Allocating resources to synthetic circuits in bacteria may help drug production

Bacteria could be programmed to efficiently produce drugs, thanks to breakthrough research into synthetic biology using engineering principles.

New research has discovered how to dynamically manage the allocation of essential resources inside engineered cells - advancing the potential of synthetically programming cells to combat disease and produce new drugs.

The researchers have developed a way to efficiently control the distribution of ribosomes - microscopic 'factories' inside cells that build proteins that keep the cell alive and functional - to both the synthetic circuit and the host cell.

Synthetic circuitry can be added to cells to enhance them and make them perform bespoke functions - providing vast new possibilities for the future of healthcare and pharmaceuticals, including the potential for cells specially programmed to produce novel antibiotics and other useful compounds.

A cell only has a finite amount of ribosomes, and the synthetic circuit and host cell in which the circuitry is inserted both compete for this limited pool of resources. It is essential that there are enough ribosomes for both, so they can survive, multiply and thrive. Without enough ribosomes, either the circuit will fail, or the cell will die - or both.

Using the engineering principal of a feedback control loop, commonly used in aircraft flight control systems, the researchers have developed and demonstrated a unique system through which ribosomes can be distributed dynamically - therefore, when the synthetic circuit requires more ribosomes to function properly, more will be allocated to it, and less allocated to the host cell, and vice versa.

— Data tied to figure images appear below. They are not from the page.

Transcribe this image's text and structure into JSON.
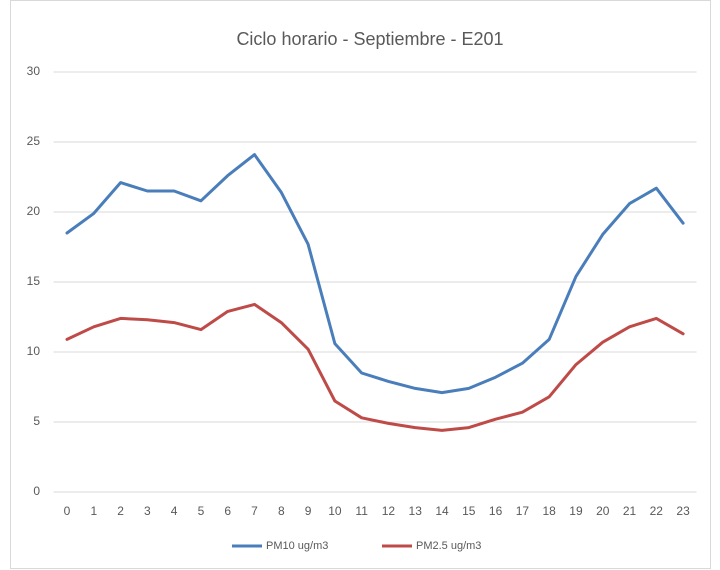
{
  "chart_data": {
    "type": "line",
    "title": "Ciclo horario - Septiembre - E201",
    "categories": [
      "0",
      "1",
      "2",
      "3",
      "4",
      "5",
      "6",
      "7",
      "8",
      "9",
      "10",
      "11",
      "12",
      "13",
      "14",
      "15",
      "16",
      "17",
      "18",
      "19",
      "20",
      "21",
      "22",
      "23"
    ],
    "series": [
      {
        "name": "PM10 ug/m3",
        "color": "#4a7ebb",
        "values": [
          18.5,
          19.9,
          22.1,
          21.5,
          21.5,
          20.8,
          22.6,
          24.1,
          21.4,
          17.7,
          10.6,
          8.5,
          7.9,
          7.4,
          7.1,
          7.4,
          8.2,
          9.2,
          10.9,
          15.4,
          18.4,
          20.6,
          21.7,
          19.2
        ]
      },
      {
        "name": "PM2.5 ug/m3",
        "color": "#be4b48",
        "values": [
          10.9,
          11.8,
          12.4,
          12.3,
          12.1,
          11.6,
          12.9,
          13.4,
          12.1,
          10.2,
          6.5,
          5.3,
          4.9,
          4.6,
          4.4,
          4.6,
          5.2,
          5.7,
          6.8,
          9.1,
          10.7,
          11.8,
          12.4,
          11.3
        ]
      }
    ],
    "ylim": [
      0,
      30
    ],
    "yticks": [
      0,
      5,
      10,
      15,
      20,
      25,
      30
    ],
    "grid": true,
    "legend": "bottom"
  }
}
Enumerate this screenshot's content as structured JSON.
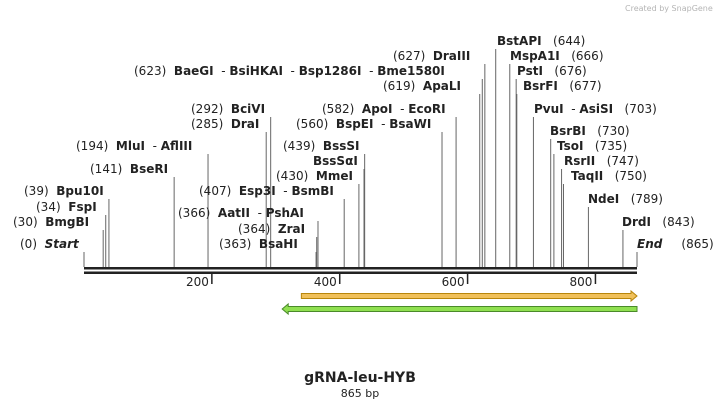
{
  "watermark": "Created by SnapGene",
  "sequence": {
    "name": "gRNA-leu-HYB",
    "length_label": "865 bp",
    "length": 865
  },
  "ticks": [
    {
      "pos": 200,
      "label": "200"
    },
    {
      "pos": 400,
      "label": "400"
    },
    {
      "pos": 600,
      "label": "600"
    },
    {
      "pos": 800,
      "label": "800"
    }
  ],
  "features": [
    {
      "name": "feature-orange",
      "start": 340,
      "end": 865,
      "direction": "forward",
      "fill": "#f0c05a",
      "stroke": "#b8860b"
    },
    {
      "name": "feature-green",
      "start": 310,
      "end": 865,
      "direction": "reverse",
      "fill": "#90e050",
      "stroke": "#4a8a2a"
    }
  ],
  "sites": [
    {
      "num": "(0)",
      "parts": [
        "Start"
      ],
      "pos": 0,
      "italic": true
    },
    {
      "num": "(30)",
      "parts": [
        "BmgBI"
      ],
      "pos": 30
    },
    {
      "num": "(34)",
      "parts": [
        "FspI"
      ],
      "pos": 34
    },
    {
      "num": "(39)",
      "parts": [
        "Bpu10I"
      ],
      "pos": 39
    },
    {
      "num": "(141)",
      "parts": [
        "BseRI"
      ],
      "pos": 141
    },
    {
      "num": "(194)",
      "parts": [
        "MluI",
        "AflIII"
      ],
      "pos": 194
    },
    {
      "num": "(285)",
      "parts": [
        "DraI"
      ],
      "pos": 285
    },
    {
      "num": "(292)",
      "parts": [
        "BciVI"
      ],
      "pos": 292
    },
    {
      "num": "(363)",
      "parts": [
        "BsaHI"
      ],
      "pos": 363
    },
    {
      "num": "(364)",
      "parts": [
        "ZraI"
      ],
      "pos": 364
    },
    {
      "num": "(366)",
      "parts": [
        "AatII",
        "PshAI"
      ],
      "pos": 366
    },
    {
      "num": "(407)",
      "parts": [
        "Esp3I",
        "BsmBI"
      ],
      "pos": 407
    },
    {
      "num": "(430)",
      "parts": [
        "MmeI"
      ],
      "pos": 430
    },
    {
      "num": "",
      "parts": [
        "BssSαI"
      ],
      "pos": 438,
      "numAfter": false
    },
    {
      "num": "(439)",
      "parts": [
        "BssSI"
      ],
      "pos": 439
    },
    {
      "num": "(560)",
      "parts": [
        "BspEI",
        "BsaWI"
      ],
      "pos": 560
    },
    {
      "num": "(582)",
      "parts": [
        "ApoI",
        "EcoRI"
      ],
      "pos": 582
    },
    {
      "num": "(619)",
      "parts": [
        "ApaLI"
      ],
      "pos": 619
    },
    {
      "num": "(623)",
      "parts": [
        "BaeGI",
        "BsiHKAI",
        "Bsp1286I",
        "Bme1580I"
      ],
      "pos": 623
    },
    {
      "num": "(627)",
      "parts": [
        "DraIII"
      ],
      "pos": 627
    },
    {
      "num": "(644)",
      "parts": [
        "BstAPI"
      ],
      "pos": 644,
      "numAfter": true
    },
    {
      "num": "(666)",
      "parts": [
        "MspA1I"
      ],
      "pos": 666,
      "numAfter": true
    },
    {
      "num": "(676)",
      "parts": [
        "PstI"
      ],
      "pos": 676,
      "numAfter": true
    },
    {
      "num": "(677)",
      "parts": [
        "BsrFI"
      ],
      "pos": 677,
      "numAfter": true
    },
    {
      "num": "(703)",
      "parts": [
        "PvuI",
        "AsiSI"
      ],
      "pos": 703,
      "numAfter": true
    },
    {
      "num": "(730)",
      "parts": [
        "BsrBI"
      ],
      "pos": 730,
      "numAfter": true
    },
    {
      "num": "(735)",
      "parts": [
        "TsoI"
      ],
      "pos": 735,
      "numAfter": true
    },
    {
      "num": "(747)",
      "parts": [
        "RsrII"
      ],
      "pos": 747,
      "numAfter": true
    },
    {
      "num": "(750)",
      "parts": [
        "TaqII"
      ],
      "pos": 750,
      "numAfter": true
    },
    {
      "num": "(789)",
      "parts": [
        "NdeI"
      ],
      "pos": 789,
      "numAfter": true
    },
    {
      "num": "(843)",
      "parts": [
        "DrdI"
      ],
      "pos": 843,
      "numAfter": true
    },
    {
      "num": "(865)",
      "parts": [
        "End"
      ],
      "pos": 865,
      "numAfter": true,
      "italic": true
    }
  ]
}
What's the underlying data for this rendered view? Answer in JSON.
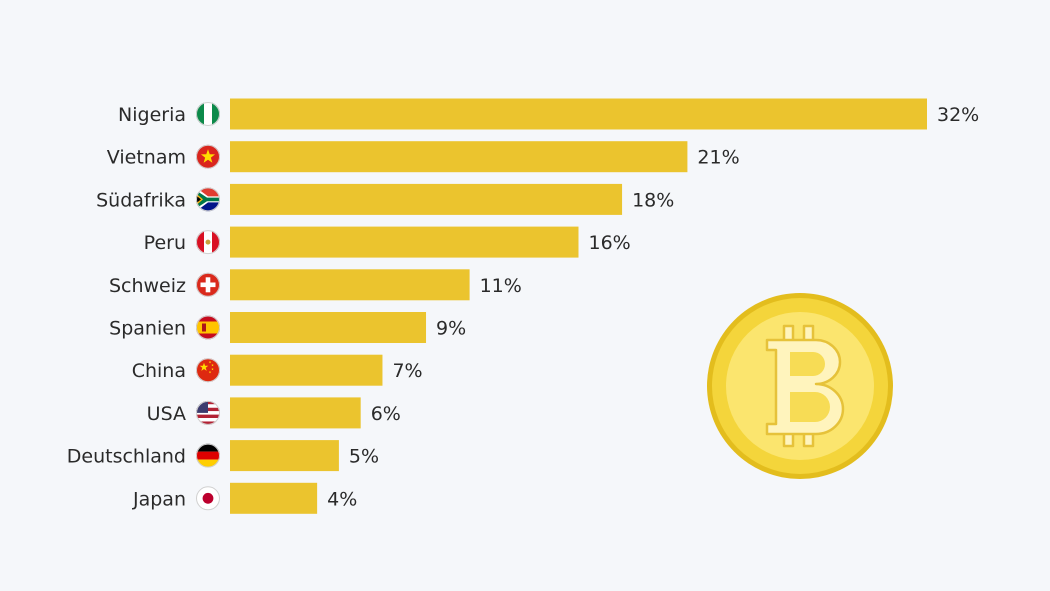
{
  "chart_data": {
    "type": "bar",
    "orientation": "horizontal",
    "categories": [
      "Nigeria",
      "Vietnam",
      "Südafrika",
      "Peru",
      "Schweiz",
      "Spanien",
      "China",
      "USA",
      "Deutschland",
      "Japan"
    ],
    "values": [
      32,
      21,
      18,
      16,
      11,
      9,
      7,
      6,
      5,
      4
    ],
    "value_labels": [
      "32%",
      "21%",
      "18%",
      "16%",
      "11%",
      "9%",
      "7%",
      "6%",
      "5%",
      "4%"
    ],
    "flags": [
      "nigeria-flag-icon",
      "vietnam-flag-icon",
      "south-africa-flag-icon",
      "peru-flag-icon",
      "switzerland-flag-icon",
      "spain-flag-icon",
      "china-flag-icon",
      "usa-flag-icon",
      "germany-flag-icon",
      "japan-flag-icon"
    ],
    "xlim": [
      0,
      32
    ],
    "grid": false,
    "bar_color": "#ebc42e",
    "decoration": "bitcoin-coin-icon"
  },
  "colors": {
    "background": "#f5f7fa",
    "bar": "#ebc42e",
    "text": "#2a2a2a",
    "coin": "#f4d53b",
    "coin_light": "#fbe56e",
    "coin_dark": "#e3bd1d"
  }
}
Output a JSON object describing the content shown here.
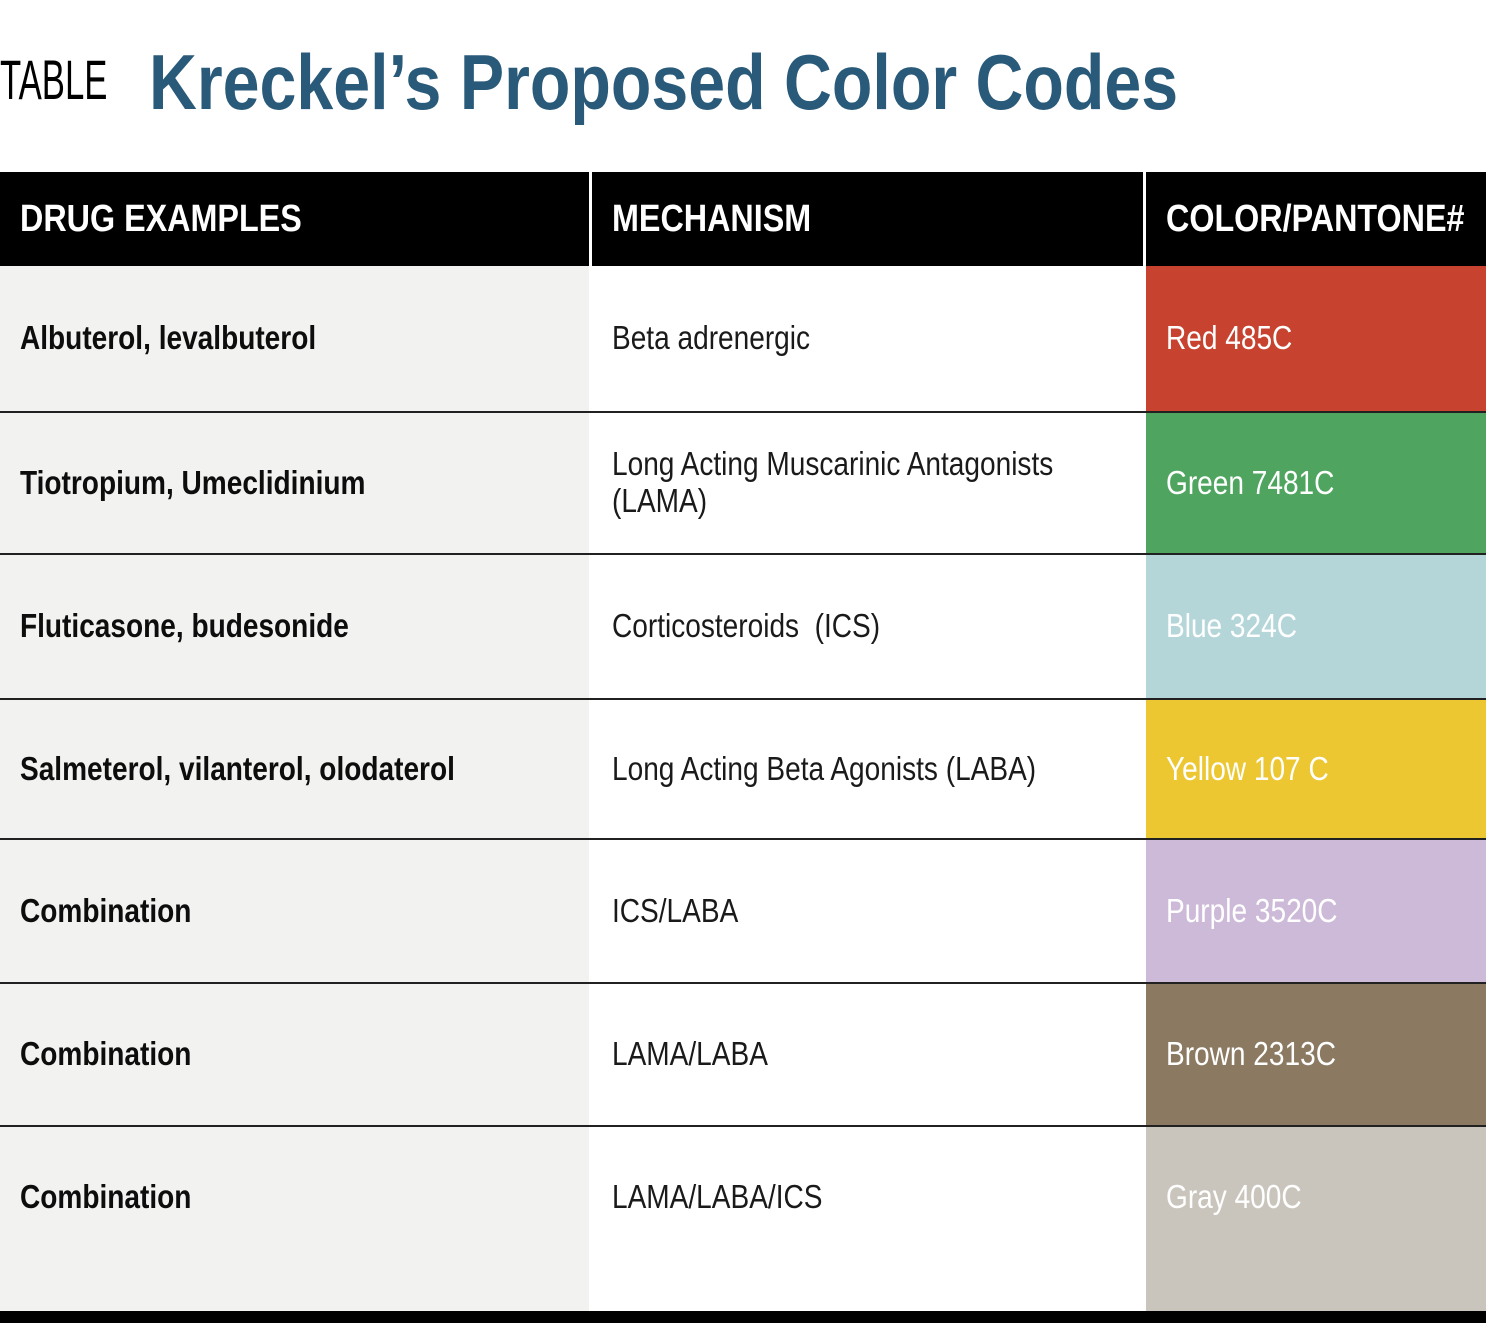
{
  "page": {
    "kicker": "TABLE",
    "title": "Kreckel’s Proposed Color Codes",
    "title_color": "#2a5a7a"
  },
  "table": {
    "columns": [
      "DRUG EXAMPLES",
      "MECHANISM",
      "COLOR/PANTONE#"
    ],
    "rows": [
      {
        "drug": "Albuterol, levalbuterol",
        "mechanism": "Beta adrenergic",
        "pantone_label": "Red 485C",
        "color": "#c7432f"
      },
      {
        "drug": "Tiotropium, Umeclidinium",
        "mechanism": "Long Acting Muscarinic Antagonists (LAMA)",
        "pantone_label": "Green 7481C",
        "color": "#4fa55f"
      },
      {
        "drug": "Fluticasone, budesonide",
        "mechanism": "Corticosteroids  (ICS)",
        "pantone_label": "Blue 324C",
        "color": "#b5d6d9"
      },
      {
        "drug": "Salmeterol, vilanterol, olodaterol",
        "mechanism": "Long Acting Beta Agonists (LABA)",
        "pantone_label": "Yellow 107 C",
        "color": "#ecc732"
      },
      {
        "drug": "Combination",
        "mechanism": "ICS/LABA",
        "pantone_label": "Purple 3520C",
        "color": "#ccbad8"
      },
      {
        "drug": "Combination",
        "mechanism": "LAMA/LABA",
        "pantone_label": "Brown 2313C",
        "color": "#8b7a61"
      },
      {
        "drug": "Combination",
        "mechanism": "LAMA/LABA/ICS",
        "pantone_label": "Gray 400C",
        "color": "#cac5bc"
      }
    ]
  },
  "colors": {
    "header_bg": "#000000",
    "drug_column_bg": "#f2f2f0",
    "divider": "#212121",
    "bottom_bar": "#000000"
  }
}
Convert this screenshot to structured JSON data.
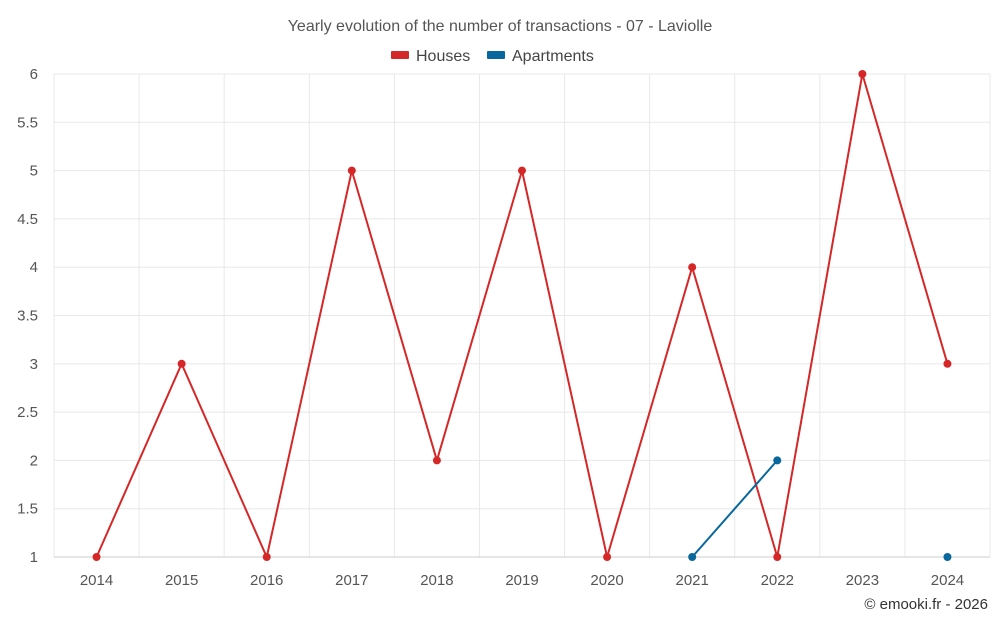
{
  "chart_data": {
    "type": "line",
    "title": "Yearly evolution of the number of transactions - 07 - Laviolle",
    "xlabel": "",
    "ylabel": "",
    "categories": [
      "2014",
      "2015",
      "2016",
      "2017",
      "2018",
      "2019",
      "2020",
      "2021",
      "2022",
      "2023",
      "2024"
    ],
    "ylim": [
      1,
      6
    ],
    "yticks": [
      "1",
      "1.5",
      "2",
      "2.5",
      "3",
      "3.5",
      "4",
      "4.5",
      "5",
      "5.5",
      "6"
    ],
    "legend_position": "top-center",
    "grid": true,
    "series": [
      {
        "name": "Houses",
        "color": "#d62728",
        "values": [
          1,
          3,
          1,
          5,
          2,
          5,
          1,
          4,
          1,
          6,
          3
        ]
      },
      {
        "name": "Apartments",
        "color": "#08679c",
        "values": [
          null,
          null,
          null,
          null,
          null,
          null,
          null,
          1,
          2,
          null,
          1
        ]
      }
    ]
  },
  "credit": "© emooki.fr - 2026"
}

By expressing a synthetic 16S rRNA with altered specificity, authors could partition the ribosome pool into host-specific and circuit-specific activities. They show mathematically and experimentally that the effects of resource competition can be alleviated by targeting genes to different ribosomal pools. This division of labour can be used to increase flux through a metabolic pathway.

Auhtors develop a model of cell physiology which is able to capture these observations and use it to design a dynamic resource allocation controller.

Ribosomes live inside cells, and construct proteins when required for a cellular function. When a cell needs protein, the nucleus creates mRNA, which is sent to the ribosomes - which then synthesise the essential proteins by bonding the correct amino acids together in a chain.